The typical question to ask a poker player is ‘who is your favourite pro’ or ‘who’s style influenced you the most?’ In Wesley’s case, the answer is a little longer than expected: “When I was 16 years old I was very bad at poker. I got weekly e-mails from Full Tilt Poker with pro tips but mostly discarded them,” he recalls. “Then I got an e-mail from my favourite pro, Phil Ivey. For some background - I have probably watched that Phil Ivey vs Paul Jackson bluff on YouTube 500 times. I have literally sat up at night before, with nothing to do, just replaying that bluff over and over again, and trying to see what Ivey saw.”

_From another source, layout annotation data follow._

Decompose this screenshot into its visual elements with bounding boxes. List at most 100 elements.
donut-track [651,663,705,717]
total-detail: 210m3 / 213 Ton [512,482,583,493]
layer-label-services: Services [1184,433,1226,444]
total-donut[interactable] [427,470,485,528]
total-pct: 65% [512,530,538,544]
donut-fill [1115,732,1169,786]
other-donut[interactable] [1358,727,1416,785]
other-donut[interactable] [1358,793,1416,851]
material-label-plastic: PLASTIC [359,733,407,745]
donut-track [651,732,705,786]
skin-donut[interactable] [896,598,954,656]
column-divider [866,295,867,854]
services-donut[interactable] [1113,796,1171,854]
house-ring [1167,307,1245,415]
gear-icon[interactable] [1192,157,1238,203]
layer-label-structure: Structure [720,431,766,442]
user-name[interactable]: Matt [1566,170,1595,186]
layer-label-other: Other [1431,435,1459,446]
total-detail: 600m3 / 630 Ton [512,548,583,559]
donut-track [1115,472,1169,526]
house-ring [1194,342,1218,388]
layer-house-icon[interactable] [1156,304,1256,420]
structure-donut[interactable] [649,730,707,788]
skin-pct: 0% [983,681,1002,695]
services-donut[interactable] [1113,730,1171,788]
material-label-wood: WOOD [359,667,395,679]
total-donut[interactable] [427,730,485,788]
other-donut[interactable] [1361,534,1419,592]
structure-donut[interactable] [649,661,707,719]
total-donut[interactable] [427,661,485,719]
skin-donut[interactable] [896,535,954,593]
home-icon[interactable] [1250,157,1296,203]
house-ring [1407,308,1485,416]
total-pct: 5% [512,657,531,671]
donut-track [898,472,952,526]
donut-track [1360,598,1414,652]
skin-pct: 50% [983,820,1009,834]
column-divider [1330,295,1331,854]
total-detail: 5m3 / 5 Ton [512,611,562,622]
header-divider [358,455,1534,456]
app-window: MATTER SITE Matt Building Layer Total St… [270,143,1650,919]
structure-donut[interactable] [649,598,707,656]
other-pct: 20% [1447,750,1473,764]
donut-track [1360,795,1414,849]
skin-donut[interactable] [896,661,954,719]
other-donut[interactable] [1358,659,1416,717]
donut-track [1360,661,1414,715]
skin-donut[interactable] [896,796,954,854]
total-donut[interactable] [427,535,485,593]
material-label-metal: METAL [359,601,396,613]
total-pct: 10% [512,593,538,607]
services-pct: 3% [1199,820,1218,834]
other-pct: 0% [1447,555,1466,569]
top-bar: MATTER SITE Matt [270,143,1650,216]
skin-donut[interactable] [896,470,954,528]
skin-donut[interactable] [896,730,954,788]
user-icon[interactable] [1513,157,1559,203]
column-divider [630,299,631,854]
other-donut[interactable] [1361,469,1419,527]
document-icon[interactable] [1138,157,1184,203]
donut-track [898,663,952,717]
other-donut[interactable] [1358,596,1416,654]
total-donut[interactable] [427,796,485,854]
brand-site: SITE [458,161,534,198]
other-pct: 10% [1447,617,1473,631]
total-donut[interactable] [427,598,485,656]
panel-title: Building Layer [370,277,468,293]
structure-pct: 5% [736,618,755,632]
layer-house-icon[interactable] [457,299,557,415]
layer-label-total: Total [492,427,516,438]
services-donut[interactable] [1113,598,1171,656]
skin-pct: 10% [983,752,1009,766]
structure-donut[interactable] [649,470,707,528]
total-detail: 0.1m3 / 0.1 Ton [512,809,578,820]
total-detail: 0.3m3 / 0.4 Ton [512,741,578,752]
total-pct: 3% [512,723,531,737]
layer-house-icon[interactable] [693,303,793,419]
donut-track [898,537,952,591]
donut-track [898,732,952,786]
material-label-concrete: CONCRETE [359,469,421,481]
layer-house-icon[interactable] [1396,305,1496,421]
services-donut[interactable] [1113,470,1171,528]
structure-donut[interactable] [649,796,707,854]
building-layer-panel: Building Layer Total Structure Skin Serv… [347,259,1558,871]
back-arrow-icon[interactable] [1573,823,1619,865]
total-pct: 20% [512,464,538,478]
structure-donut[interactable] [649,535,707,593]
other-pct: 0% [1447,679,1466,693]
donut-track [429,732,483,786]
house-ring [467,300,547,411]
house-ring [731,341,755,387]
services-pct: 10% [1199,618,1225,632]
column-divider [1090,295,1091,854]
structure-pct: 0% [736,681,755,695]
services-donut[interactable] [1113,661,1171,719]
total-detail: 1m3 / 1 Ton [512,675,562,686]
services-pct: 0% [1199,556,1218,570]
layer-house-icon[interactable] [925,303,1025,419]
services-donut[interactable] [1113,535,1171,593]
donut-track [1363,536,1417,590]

He pauses, then clarifies: “… obviously I don’t do that anymore. Anyway, the article was decent, but he made one really, really good point: a good exercise would be to jump into a low stakes game, a game where you can lose a few buy-ins and it’s meaningless to your bankroll, and literally try to win every pot. At first I thought it was the dumbest thing I ever heard, but he was right. If people learned poker in this way, then they subconsciously store in their memory all the situations where they made a reckless bluff and it worked and all the times it didn’t versus different types of players. There really aren’t too many books you can pick up that can teach you to play like Phil Ivey.”
Young and rich, the world is his oyster. So where does Wesley see himself in the future? “I can’t think of any other job besides poker,” he says. “When I was like 12 I wanted to be a cop but not anymore. I usually set really low standards for myself – I would be happy playing poker somewhere warm. As long as I still continue to have a positive relationship with my family, I would be fine living somewhere like California or something. I just pray that online poker is still viable income in the future.”